Pourtant, il refuse de céder à l’amertume et adresse ce message audacieux à ses compatriotes soudanais : « Ne perdez pas espoir. Un jour, nous serons à nouveau unis dans notre pays. »
Mais pour cela, il estime que le monde ne doit pas rester silencieux. « Ne cessez pas de parler du Soudan et des souffrances du peuple soudanais. »
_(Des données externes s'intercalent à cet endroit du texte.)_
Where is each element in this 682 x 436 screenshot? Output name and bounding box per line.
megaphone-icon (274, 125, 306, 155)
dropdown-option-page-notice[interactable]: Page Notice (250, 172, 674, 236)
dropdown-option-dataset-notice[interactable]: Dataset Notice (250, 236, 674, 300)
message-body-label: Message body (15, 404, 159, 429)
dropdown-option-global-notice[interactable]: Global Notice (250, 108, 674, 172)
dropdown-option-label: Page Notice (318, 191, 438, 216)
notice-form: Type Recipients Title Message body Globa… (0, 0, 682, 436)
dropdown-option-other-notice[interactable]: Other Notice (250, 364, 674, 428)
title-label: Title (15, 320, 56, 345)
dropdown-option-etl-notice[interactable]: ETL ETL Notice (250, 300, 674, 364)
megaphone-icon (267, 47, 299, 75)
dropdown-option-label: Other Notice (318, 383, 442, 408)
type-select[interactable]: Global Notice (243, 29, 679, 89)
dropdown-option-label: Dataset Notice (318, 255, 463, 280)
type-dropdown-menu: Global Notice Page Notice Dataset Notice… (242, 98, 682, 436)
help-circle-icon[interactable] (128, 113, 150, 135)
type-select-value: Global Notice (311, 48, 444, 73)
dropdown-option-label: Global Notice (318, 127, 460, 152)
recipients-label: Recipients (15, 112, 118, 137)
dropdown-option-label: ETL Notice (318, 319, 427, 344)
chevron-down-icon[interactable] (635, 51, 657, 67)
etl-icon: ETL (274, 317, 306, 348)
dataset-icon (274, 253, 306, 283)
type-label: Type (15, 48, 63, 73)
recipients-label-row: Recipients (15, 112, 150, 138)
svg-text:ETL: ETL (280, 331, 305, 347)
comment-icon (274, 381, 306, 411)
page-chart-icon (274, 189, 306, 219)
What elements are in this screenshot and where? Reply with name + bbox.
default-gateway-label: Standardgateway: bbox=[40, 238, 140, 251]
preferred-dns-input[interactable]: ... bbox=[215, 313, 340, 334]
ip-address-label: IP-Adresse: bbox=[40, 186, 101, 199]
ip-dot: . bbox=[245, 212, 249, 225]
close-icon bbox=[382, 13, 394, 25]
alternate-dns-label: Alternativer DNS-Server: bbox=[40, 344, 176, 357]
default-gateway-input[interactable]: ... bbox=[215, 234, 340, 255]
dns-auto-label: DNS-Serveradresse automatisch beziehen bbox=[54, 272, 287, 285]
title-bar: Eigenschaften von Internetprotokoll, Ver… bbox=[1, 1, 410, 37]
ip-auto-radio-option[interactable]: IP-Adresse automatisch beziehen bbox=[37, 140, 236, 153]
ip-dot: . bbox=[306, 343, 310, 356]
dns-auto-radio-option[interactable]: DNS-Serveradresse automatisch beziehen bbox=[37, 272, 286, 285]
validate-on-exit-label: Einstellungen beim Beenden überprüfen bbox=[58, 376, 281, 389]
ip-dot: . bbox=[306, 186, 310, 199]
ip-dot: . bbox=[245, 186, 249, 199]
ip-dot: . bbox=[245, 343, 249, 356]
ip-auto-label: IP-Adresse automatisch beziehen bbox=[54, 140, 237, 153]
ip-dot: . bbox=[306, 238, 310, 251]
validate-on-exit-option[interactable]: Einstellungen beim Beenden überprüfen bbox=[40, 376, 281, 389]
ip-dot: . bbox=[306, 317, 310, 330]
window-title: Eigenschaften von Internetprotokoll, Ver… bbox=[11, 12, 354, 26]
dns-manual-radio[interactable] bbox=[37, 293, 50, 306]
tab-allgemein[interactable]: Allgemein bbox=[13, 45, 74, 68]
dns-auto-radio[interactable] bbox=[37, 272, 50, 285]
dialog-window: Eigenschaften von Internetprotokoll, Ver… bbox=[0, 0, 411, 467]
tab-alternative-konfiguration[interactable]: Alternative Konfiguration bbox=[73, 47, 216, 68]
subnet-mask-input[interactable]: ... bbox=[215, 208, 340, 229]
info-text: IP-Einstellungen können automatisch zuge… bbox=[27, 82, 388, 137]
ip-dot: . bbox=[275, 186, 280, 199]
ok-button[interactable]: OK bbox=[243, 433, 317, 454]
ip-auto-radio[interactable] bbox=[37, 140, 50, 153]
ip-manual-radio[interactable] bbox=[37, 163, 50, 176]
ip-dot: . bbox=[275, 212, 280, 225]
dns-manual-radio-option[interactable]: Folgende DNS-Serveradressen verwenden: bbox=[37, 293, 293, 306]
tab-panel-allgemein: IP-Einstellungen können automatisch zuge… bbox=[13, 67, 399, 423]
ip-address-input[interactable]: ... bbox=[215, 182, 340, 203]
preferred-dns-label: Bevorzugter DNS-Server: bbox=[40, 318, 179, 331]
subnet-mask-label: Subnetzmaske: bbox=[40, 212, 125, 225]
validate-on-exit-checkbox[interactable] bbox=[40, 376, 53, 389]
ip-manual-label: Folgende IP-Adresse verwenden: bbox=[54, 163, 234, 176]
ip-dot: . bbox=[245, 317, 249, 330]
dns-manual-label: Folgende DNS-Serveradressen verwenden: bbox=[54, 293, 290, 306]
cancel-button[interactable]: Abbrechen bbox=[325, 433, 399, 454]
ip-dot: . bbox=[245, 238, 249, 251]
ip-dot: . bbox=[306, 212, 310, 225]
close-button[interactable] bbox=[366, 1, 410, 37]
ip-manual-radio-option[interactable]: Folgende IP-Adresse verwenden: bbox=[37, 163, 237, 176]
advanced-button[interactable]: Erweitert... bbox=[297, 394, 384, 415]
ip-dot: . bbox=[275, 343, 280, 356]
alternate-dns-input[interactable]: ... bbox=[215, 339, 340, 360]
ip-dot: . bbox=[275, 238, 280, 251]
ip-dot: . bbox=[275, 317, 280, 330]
Hanan, une agente communautaire en santé mentale à Tawila

Chaque jour, à Tawila, Hanan est témoin d’une tragédie indicible. Depuis le début des déplacements de population, elle a vu l’horreur marquée sur les corps et les esprits. Elle est témoin des maltraitances, « physiques ou verbales » subies par les femmes, et des traumatismes profonds causés par les violences sexuelles.
Mais au cœur de ce chaos, une autre crise la hante : celle des enfants orphelins. « Nous trouvons souvent des enfants abandonnés », explique Hanan. Ces petits sont l’une de ses plus grandes motivations. Hanan n’oubliera jamais un groupe de quatre enfants qu’elle a rencontrés dans le camp. Leur mère était décédée et leur père avait disparu pendant la prise de contrôle d’El-Fasher. L’aîné, âgé de seulement 12 ans, essayait désespérément de nourrir ses trois jeunes frères et sœurs. Tous souffraient déjà de malnutrition avancée.
« Ces enfants ne peuvent pas survivre sans le soutien des organisations non gouvernementales », dit-elle. À l’hôpital de Tawila soutenu par MSF, ils reçoivent enfin les soins dont ils ont besoin.
Zoubeida, une sage-femme au Darfour du Nord
Pour Zoubeida, la guerre au Soudan a été un parcours du combattant. Originaire de Zamzam, elle a été contrainte de fuir lorsque les combats ont mis un terme à la paix dont elle jouissait. « Je n’aurais jamais quitté El-Fasher si je n’avais pas été obligée de le faire », explique Zoubeida. La longue traversée du Darfour a été épuisante et difficile. À son arrivée, elle a trouvé du soutien auprès d’ONG qui lui ont donné de l’eau et de la nourriture.
Mais l’histoire de Zoubeida ne s’est pas arrêtée là. Poussée par sa vocation médicale, elle a rejoint MSF en tant que sage-femme. Aujourd’hui, elle assiste les femmes enceintes et les nouveau-nés. Dans ce camp pour personnes déplacées, elle aide à donner la vie dans un contexte de guerre. Elle prie toujours pour les personnes tuées pendant la guerre et « pour les personnes blessées afin qu’elles se rétablissent rapidement ».

Les activités de MSF au Soudan
En 2025, grâce au travail de nos collègues soudanais, MSF a mené plus de 720 000 consultations ambulatoires. Elle a aussi réalisé près de 200 000 consultations d’urgence, plus de 1 800 interventions chirurgicales et près de 24 000 accouchements. De plus, nous avons assuré plus de 3 100 consultations pour des cas de violences sexuelles et plus de 8 500 consultations en santé mentale. Nos équipes travaillent actuellement dans huit États du Soudan, où elles offrent des soins médicaux d’urgence exclusivement en fonction des besoins des personnes.